Why a bat house? For one thing, bats are a natural form of pest control: a single bat can eat up to 1,000 mosquitoes in an hour. I’ve seen them flying around our pond at dusk, so I know they are already here.
Did you know that over 5 million bats have died from a fungal disease called white-nose syndrome? This disease has decimated bat colonies everywhere, which makes creating a bat habitat that much more important.
I’ll be the first to admit that bats freak me out a little bit, and I usually don’t have a problem with wild animals. We had to remove one a couple of years ago that came down our chimney, and I still remember those sharp little teeth, those wings that were really flaps of skin, and its dark onyx color. Creepy.
Bats are rabies carriers of course, but it turns out that a very low percentage of bats carry rabies. They also don’t live very long after they become infected. I’ve never heard of someone contracting it from a bat. In fact, there is a bridge in Austin, Texas that is home to almost a million bats; it is the largest urban bat colony in the U.S. and there has not been a single bat-biting incident.

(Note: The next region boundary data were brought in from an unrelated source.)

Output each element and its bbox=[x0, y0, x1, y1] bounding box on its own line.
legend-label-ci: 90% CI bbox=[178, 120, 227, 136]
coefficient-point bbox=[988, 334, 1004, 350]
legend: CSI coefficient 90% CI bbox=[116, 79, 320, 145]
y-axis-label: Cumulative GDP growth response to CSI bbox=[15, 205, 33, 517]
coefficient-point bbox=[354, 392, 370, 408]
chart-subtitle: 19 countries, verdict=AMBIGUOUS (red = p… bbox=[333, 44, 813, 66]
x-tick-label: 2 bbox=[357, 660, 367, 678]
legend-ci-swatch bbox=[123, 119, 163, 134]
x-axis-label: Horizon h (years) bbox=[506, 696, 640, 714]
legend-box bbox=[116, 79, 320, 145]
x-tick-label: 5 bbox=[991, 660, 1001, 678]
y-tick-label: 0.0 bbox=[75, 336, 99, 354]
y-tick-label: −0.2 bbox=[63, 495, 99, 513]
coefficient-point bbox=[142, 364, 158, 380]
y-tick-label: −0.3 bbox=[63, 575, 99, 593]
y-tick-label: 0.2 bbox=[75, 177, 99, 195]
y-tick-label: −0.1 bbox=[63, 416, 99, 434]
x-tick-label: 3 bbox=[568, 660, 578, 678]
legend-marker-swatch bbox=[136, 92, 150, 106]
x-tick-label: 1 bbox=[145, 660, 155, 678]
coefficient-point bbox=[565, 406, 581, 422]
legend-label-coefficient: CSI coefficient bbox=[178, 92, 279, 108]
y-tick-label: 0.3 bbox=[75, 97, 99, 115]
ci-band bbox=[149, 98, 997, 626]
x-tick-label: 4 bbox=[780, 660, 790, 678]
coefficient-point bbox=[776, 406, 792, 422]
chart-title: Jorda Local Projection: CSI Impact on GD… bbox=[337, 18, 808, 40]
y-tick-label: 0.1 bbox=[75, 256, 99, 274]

Now I have to think about how I’m going to hang the bat house. I’ve been looking at some bat-house best practices which happen to be confirmed with statistical data. It turns out that a higher percentage of bats prefer their homes mounted on the sides of buildings or poles rather than a tree. They love being near water and in an area that gets adequate sunlight to warm up their homes. The bat house also needs to be around 20 feet high. I think I’m going to find some very large pieces of bamboo and mount the house on that. Currently I’m trying to find something long and thick enough. Pictures to come soon!